By Tara O’Connor, Local Democracy Reporter
This week Croydon residents will head to the polls to vote on whether to change the way big decisions are made in the borough.
The vote on whether Croydon should have a directly elected mayor will take place on Thursday (October 7).
Currently the Croydon uses the leader and cabinet model – this means the council leader is chosen by members of the ruling party.
But under a directly elected mayor, the current council leader role would be replaced.
The directly elected mayor system is used in Hackney, Tower Hamlets and Watford.
If this option is chosen, there would be a separate vote for a new mayor next May, when local elections are set to take place.
There is currently a mayor in Croydon but this is a ceremonial role.
Under the new system this position would be renamed the chairperson and undertake the same responsibilities, including chairing full council meetings and attending local events.

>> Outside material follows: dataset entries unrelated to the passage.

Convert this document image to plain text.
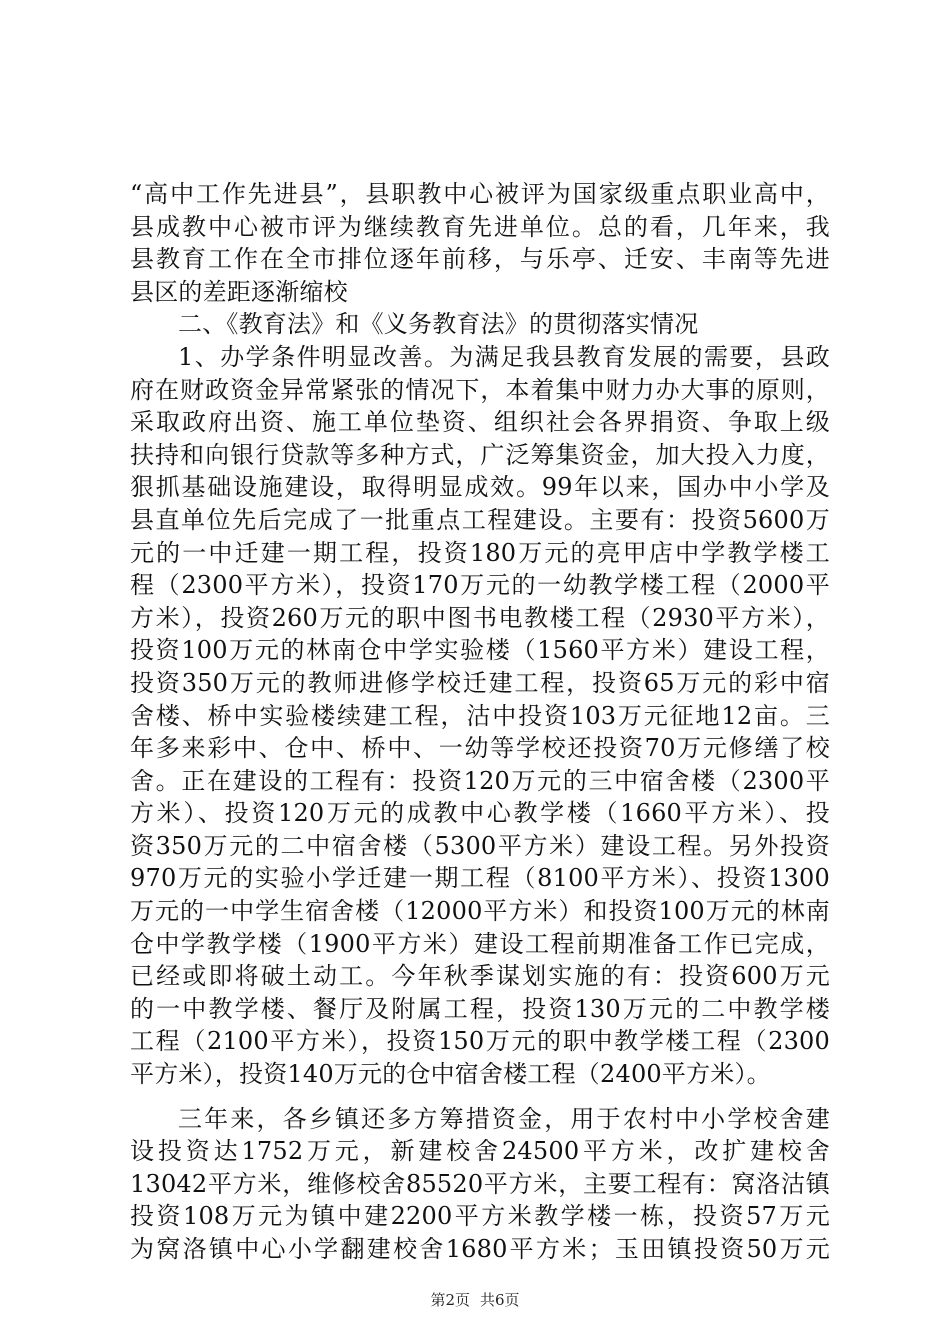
“高中工作先进县”，县职教中心被评为国家级重点职业高中，
县成教中心被市评为继续教育先进单位。总的看，几年来，我
县教育工作在全市排位逐年前移，与乐亭、迁安、丰南等先进
县区的差距逐渐缩校
二、《教育法》和《义务教育法》的贯彻落实情况
1、办学条件明显改善。为满足我县教育发展的需要，县政
府在财政资金异常紧张的情况下，本着集中财力办大事的原则，
采取政府出资、施工单位垫资、组织社会各界捐资、争取上级
扶持和向银行贷款等多种方式，广泛筹集资金，加大投入力度，
狠抓基础设施建设，取得明显成效。99年以来，国办中小学及
县直单位先后完成了一批重点工程建设。主要有：投资5600万
元的一中迁建一期工程，投资180万元的亮甲店中学教学楼工
程（2300平方米），投资170万元的一幼教学楼工程（2000平
方米），投资260万元的职中图书电教楼工程（2930平方米），
投资100万元的林南仓中学实验楼（1560平方米）建设工程，
投资350万元的教师进修学校迁建工程，投资65万元的彩中宿
舍楼、桥中实验楼续建工程，沽中投资103万元征地12亩。三
年多来彩中、仓中、桥中、一幼等学校还投资70万元修缮了校
舍。正在建设的工程有：投资120万元的三中宿舍楼（2300平
方米）、投资120万元的成教中心教学楼（1660平方米）、投
资350万元的二中宿舍楼（5300平方米）建设工程。另外投资
970万元的实验小学迁建一期工程（8100平方米）、投资1300
万元的一中学生宿舍楼（12000平方米）和投资100万元的林南
仓中学教学楼（1900平方米）建设工程前期准备工作已完成，
已经或即将破土动工。今年秋季谋划实施的有：投资600万元
的一中教学楼、餐厅及附属工程，投资130万元的二中教学楼
工程（2100平方米），投资150万元的职中教学楼工程（2300
平方米），投资140万元的仓中宿舍楼工程（2400平方米）。
三年来，各乡镇还多方筹措资金，用于农村中小学校舍建
设投资达1752万元，新建校舍24500平方米，改扩建校舍
13042平方米，维修校舍85520平方米，主要工程有：窝洛沽镇
投资108万元为镇中建2200平方米教学楼一栋，投资57万元
为窝洛镇中心小学翻建校舍1680平方米；玉田镇投资50万元
第2页 共6页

This referendum comes after a campaign for a change of system was launched in February 2020 with more than 20,000 people signing a petition for the council leader to be replaced with a democratically elected mayor.
Labour MP for Croydon Central Sarah Jones has come out against the proposal to change the governance at Croydon Council.
She wrote: “In my view, a mayor will create an extra layer of politician and push power upwards and away from local people.
“It won’t solve any of the problems that Croydon has faced and it will cost a lot of money. It is also very hard to get rid of an elected Mayor. Under the existing system, councillors are able to remove a leader.
“I think we need to open up power and give local people more of a say on local issues – but I don’t think a new layer of mayor is the answer.”
But the Conservative MP for Croydon South, Chris Philp thinks a change is needed.
He wrote: “A directly elected executive mayor would be elected directly by the public. This means that every vote in every part of the Borough would count equally.
“No longer could the council ignore voters in whole swathes of the borough.
“No longer would the person running the borough be chosen by a handful of people behind closed doors, but directly by the public.”
The poll for the referendum will be held on Thursday, October 7, 2021 between 7am and 10pm.